I’ll just tell you what I said on the phone to my mom: “Don’t freak out. The doctor says nothing is broken, and other than a concussion and some scrapes and bruises, she seems okay. He’s doing a CT scan to make sure.”
I learned that the driver, a woman my age, was going about 30 mph in a Nissan Sentra when she swerved. The sideview mirror hit my daughter in the face. The mirror broke off and shattered the window. Explain how a 5-yr-old could take a 30-mph blow to the head and be okay? If I hadn’t already believed in guardian angels, I would have then. While waiting at the hospital with my daughter, I noticed black lines smudged down her leg – tire tread, where it had grazed her. A few inches farther to the right, and this would be a different kind of story.

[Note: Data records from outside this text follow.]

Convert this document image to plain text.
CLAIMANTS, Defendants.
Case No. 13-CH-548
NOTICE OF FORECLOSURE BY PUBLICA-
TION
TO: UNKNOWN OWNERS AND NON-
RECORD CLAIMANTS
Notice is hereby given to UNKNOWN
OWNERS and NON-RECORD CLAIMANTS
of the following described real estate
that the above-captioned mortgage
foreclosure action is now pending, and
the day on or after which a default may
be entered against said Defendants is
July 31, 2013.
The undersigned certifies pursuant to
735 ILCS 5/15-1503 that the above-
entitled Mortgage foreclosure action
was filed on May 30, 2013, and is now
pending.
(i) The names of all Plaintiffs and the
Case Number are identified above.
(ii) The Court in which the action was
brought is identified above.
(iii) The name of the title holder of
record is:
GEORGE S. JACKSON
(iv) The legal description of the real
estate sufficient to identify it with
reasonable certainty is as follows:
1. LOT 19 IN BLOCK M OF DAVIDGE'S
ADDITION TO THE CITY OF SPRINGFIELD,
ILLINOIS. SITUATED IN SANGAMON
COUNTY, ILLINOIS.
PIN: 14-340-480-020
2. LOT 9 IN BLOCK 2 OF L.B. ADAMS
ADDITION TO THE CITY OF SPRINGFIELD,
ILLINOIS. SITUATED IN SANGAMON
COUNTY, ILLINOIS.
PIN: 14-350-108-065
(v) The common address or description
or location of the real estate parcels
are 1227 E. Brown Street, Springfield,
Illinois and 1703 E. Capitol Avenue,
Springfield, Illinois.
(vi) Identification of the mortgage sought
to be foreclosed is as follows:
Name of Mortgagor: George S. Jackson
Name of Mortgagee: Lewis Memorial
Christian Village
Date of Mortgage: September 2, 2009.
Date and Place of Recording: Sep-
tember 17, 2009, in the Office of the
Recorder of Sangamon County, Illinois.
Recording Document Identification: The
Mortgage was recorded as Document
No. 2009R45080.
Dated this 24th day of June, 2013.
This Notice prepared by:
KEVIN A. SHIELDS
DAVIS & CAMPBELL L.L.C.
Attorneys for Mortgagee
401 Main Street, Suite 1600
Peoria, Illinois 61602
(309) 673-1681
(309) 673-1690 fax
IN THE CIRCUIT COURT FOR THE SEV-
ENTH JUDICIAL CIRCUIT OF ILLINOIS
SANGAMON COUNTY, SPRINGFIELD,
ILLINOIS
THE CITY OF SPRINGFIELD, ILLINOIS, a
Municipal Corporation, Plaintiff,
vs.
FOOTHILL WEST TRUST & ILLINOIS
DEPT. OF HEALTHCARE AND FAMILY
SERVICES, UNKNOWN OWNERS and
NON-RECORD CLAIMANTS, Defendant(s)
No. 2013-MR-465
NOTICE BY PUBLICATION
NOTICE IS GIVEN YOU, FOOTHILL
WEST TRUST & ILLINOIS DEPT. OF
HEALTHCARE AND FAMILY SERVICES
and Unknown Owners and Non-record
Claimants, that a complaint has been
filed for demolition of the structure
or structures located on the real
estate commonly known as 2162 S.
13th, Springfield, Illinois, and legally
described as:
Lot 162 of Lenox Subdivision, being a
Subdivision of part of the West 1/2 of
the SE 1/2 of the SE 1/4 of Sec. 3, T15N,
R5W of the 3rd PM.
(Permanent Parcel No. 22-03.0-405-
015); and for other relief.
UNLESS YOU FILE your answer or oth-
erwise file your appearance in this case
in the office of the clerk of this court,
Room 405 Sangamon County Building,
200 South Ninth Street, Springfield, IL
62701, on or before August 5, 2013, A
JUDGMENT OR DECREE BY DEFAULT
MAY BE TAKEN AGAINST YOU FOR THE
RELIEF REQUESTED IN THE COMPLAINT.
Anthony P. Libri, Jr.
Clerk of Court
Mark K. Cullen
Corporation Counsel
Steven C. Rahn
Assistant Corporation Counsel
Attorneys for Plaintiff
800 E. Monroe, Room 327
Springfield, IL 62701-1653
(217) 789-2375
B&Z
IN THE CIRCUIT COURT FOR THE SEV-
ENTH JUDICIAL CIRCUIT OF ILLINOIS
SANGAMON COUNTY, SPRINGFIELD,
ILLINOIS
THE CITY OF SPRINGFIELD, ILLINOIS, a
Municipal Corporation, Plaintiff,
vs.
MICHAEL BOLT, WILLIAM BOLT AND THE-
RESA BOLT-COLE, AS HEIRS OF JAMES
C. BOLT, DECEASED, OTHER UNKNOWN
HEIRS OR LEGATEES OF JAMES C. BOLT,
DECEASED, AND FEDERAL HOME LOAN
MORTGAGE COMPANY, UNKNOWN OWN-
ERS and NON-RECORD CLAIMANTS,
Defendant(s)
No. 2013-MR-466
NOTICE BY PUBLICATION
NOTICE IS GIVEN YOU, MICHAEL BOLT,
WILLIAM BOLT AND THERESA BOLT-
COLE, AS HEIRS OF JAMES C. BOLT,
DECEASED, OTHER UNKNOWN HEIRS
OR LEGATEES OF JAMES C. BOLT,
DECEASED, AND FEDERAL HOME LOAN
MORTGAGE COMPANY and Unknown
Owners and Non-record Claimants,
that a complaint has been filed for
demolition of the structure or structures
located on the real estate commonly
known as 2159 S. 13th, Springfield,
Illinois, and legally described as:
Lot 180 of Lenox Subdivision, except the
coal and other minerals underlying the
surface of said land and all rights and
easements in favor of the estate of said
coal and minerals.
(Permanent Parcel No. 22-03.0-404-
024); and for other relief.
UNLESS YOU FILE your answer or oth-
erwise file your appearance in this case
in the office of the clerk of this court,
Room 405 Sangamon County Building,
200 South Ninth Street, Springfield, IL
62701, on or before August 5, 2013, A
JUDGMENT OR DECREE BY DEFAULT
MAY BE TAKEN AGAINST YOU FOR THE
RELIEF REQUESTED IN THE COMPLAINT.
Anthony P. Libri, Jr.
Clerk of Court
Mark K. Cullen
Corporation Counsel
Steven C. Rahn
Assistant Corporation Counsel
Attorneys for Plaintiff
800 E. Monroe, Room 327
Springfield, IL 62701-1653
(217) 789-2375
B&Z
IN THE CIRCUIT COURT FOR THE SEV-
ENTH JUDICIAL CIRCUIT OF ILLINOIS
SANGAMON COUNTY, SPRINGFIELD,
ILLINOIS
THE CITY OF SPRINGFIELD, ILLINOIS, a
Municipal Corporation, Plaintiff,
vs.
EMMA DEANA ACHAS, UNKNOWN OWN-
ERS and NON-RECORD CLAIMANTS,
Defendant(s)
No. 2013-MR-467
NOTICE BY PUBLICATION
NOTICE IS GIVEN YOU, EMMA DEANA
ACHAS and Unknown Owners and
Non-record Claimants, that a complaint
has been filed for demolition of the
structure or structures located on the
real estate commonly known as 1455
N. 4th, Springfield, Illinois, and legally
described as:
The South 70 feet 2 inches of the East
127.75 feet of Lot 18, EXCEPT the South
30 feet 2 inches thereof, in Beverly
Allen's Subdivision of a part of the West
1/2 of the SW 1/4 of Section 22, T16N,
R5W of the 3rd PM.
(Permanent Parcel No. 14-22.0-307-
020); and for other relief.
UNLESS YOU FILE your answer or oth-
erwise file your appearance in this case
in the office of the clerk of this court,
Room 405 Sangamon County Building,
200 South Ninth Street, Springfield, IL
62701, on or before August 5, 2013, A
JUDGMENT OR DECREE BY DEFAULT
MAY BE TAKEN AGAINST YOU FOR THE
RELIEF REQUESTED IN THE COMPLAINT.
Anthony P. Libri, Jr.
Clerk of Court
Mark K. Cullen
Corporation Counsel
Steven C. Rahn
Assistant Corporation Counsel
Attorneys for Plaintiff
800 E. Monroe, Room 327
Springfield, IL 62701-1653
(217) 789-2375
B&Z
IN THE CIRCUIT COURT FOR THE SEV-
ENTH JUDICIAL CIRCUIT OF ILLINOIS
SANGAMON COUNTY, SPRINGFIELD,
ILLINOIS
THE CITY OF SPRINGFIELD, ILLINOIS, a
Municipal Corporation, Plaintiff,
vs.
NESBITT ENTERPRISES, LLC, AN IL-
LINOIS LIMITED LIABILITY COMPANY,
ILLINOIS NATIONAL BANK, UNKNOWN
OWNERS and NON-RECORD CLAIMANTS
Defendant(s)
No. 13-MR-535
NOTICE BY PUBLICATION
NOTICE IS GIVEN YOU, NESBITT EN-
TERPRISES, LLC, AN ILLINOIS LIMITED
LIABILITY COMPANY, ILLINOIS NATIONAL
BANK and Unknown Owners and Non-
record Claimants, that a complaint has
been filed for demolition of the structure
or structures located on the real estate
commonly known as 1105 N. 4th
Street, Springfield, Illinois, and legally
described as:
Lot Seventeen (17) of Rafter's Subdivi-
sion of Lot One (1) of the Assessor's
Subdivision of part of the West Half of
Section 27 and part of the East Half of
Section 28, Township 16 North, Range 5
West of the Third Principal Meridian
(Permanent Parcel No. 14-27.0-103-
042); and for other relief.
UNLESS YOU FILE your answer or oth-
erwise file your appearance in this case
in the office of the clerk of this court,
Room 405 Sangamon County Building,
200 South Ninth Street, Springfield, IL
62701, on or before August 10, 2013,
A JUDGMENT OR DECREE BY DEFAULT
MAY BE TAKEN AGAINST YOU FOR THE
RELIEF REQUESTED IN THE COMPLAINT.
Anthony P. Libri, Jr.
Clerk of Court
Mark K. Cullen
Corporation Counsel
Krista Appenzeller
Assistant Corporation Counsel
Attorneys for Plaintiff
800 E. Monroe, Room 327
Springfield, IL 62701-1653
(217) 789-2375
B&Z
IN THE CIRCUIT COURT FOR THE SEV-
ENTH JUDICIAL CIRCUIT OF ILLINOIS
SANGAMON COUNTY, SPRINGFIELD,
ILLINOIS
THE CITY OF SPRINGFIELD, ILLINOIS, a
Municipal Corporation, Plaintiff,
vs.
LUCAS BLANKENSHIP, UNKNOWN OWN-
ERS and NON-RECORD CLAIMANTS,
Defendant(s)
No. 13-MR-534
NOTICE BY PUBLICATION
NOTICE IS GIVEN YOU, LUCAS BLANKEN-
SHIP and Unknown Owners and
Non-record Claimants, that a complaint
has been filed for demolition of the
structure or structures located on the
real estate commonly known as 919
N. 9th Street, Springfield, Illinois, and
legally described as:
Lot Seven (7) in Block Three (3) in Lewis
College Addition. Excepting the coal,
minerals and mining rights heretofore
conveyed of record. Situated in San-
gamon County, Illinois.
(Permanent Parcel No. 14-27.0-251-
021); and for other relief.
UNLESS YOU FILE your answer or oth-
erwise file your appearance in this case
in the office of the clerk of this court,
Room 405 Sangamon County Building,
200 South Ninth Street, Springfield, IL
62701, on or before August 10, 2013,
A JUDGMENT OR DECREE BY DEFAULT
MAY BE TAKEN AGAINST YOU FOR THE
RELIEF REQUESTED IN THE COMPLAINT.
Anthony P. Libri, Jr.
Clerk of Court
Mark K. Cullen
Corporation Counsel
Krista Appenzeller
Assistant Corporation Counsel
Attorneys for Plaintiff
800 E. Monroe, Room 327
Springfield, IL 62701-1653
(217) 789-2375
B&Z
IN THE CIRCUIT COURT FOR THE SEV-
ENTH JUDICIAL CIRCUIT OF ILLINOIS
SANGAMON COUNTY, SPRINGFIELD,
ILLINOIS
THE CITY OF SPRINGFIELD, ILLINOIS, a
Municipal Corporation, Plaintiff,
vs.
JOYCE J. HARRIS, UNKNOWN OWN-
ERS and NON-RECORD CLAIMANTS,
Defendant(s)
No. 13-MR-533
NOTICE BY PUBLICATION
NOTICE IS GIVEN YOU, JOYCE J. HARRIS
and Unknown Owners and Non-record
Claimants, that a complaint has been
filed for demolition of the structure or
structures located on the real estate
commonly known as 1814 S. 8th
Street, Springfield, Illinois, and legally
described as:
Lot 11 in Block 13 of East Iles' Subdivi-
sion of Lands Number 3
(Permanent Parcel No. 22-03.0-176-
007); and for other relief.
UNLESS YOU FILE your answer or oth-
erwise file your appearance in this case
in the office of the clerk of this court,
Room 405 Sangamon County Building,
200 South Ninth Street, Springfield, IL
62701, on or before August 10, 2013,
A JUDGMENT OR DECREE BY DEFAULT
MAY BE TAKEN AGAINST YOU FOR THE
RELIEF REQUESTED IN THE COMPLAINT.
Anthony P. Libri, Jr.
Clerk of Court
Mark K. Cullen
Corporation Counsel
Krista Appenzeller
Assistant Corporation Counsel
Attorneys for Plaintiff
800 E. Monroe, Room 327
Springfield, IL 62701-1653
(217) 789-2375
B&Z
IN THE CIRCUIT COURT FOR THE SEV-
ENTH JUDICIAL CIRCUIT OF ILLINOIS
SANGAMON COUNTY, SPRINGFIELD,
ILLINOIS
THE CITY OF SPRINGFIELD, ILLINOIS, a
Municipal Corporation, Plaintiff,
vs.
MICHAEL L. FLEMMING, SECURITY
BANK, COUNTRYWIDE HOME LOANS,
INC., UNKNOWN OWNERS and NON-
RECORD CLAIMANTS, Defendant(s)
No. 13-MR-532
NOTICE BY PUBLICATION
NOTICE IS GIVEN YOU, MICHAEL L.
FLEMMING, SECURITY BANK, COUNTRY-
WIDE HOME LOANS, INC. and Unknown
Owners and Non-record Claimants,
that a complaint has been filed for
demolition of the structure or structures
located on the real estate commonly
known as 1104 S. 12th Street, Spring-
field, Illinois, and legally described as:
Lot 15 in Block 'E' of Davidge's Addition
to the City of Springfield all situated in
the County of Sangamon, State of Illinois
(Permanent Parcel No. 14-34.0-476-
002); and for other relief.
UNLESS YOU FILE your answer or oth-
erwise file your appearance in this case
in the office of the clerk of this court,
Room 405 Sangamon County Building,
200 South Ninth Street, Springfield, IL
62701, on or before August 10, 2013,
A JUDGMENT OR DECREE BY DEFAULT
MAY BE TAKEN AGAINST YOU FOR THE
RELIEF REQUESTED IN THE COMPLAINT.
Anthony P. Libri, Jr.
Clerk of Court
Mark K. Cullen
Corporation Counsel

I’m sharing this because she really is fine – you should have seen her three big brothers pampering her – and because I have something to say: Thank you, to drivers who are watching the road. You understand that the one second it takes to glance at a text message or grab something on the floor might be the one second you don’t have to spare. In the split second the driver of that Nissan swerved, she probably saved my daughter’s life.
We all know this, but it’s so easy to get distracted. Me, last month? Guilty as charged. I don’t wish the wake-up call I had on anyone, but I don’t just know it, now I get it. I want more people to “get it.” I could quote scary statistics about pedestrian fatalities, but I think it’s more effective to imagine what it’s like for the person behind the wheel when a pedestrian is hit. At fault or not, I wouldn’t wish that on anyone either. Think happy endings, everyone, and keep your eyes on the road!